Officials of the AMA cling to the dogma that euthanasia is unethical. Surveys show that they do not represent the view of the majority of Australian doctors. They insult the medical profession by implying that doctors can't be trusted, and they fail to support doctors who help patients to die. They will not acknowledge that medical practice and the law should be congruent. It is puzzling why they no longer take a position against abortion, when the life is taken at its very beginning, has no say in the decision, and is not suffering, while remaining strongly opposed to voluntary euthanasia for a competent, suffering person who has lived a full life.

It is a fact that doctors make deliberate decisions every day which contribute to the foreseen death of patients. This occurs when ventilators and other treatments are switched off, and when high doses of pain killers and sedatives are administered to render patients oblivious to suffering. These decisions which shorten life have none of the scrutiny which the NT legislation demands.
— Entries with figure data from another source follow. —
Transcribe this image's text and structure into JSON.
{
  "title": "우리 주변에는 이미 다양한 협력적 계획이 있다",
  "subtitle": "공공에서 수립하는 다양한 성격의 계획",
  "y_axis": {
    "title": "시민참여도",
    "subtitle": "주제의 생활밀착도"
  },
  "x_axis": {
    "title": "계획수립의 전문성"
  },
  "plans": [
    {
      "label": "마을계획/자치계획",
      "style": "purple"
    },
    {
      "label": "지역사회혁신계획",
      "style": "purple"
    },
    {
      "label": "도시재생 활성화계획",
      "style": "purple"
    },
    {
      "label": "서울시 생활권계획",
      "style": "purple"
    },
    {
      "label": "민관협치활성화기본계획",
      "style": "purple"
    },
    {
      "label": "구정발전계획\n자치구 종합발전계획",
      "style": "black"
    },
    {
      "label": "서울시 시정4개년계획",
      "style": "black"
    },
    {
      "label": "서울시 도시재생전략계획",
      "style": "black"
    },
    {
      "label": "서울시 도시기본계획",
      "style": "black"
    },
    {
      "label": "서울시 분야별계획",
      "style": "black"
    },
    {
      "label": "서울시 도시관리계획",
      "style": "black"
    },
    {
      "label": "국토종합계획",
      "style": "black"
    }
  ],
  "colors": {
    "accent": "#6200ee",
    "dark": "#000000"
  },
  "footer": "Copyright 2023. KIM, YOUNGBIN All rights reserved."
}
Kevin Andrews, who introduced a federal Bill to overturn the NT Rights of the Terminally Ill Act, also ignores the wishes and interests of the person suffering with terminal illness, and claims the law should be based entirely on the intention of the doctor in relation to the time of death. This detracts from open and honest discussion about interventions. In switching off a ventilator, for example, a doctor is forced by law to claim absolutely no intention of bringing about the patient's death, even though this outcome is foreseen and wanted by the patient. Surely a better basis for the law would be to ensure the doctor acts in accordance with the wishes and interests of the patient.

Euthanasia opponents often raise fears about potential abuse, and manipulate data from The Netherlands in an effort to portray a "slippery slope". Their argument is that euthanasia will undermine society, so the wishes and interests of patients wanting euthanasia must be sacrificed for the common good. However, this treats these patients as the "means" to a presumed benefit for imaginary persons, rather than as "ends" in their own right. Clinicians are morally obliged, I believe, to treat each and every patient in their own right, not as the means to benefit someone else. It is not clear to me how society is diminished by helping people like Bob Dent end their terminal suffering. Indeed, society is enriched by upholding the principles of respect for autonomy, liberty and compassion which are central to the concept of voluntary euthanasia.

In Australia, we are good at prolonging life and reasonably good at providing palliative care, but only the NT has taken the extra step to offer a civilised way out instead of backyard mercy killing. Morgan Gallop Polls indicate an overwhelming 76% of Australians want reassurance that euthanasia is possible if needed. Our political representatives, therefore, should give the NT legislation a "fair go".

Roger Hunt

Dr Roger Hunt has worked as a palliative care doctor for over 12 years and is currently a Senior Consultant and Clinical Lecturer. He is a pioneer of hospice development in South Australia and a former Chairperson of the SA Association for Hospice and Palliative Care.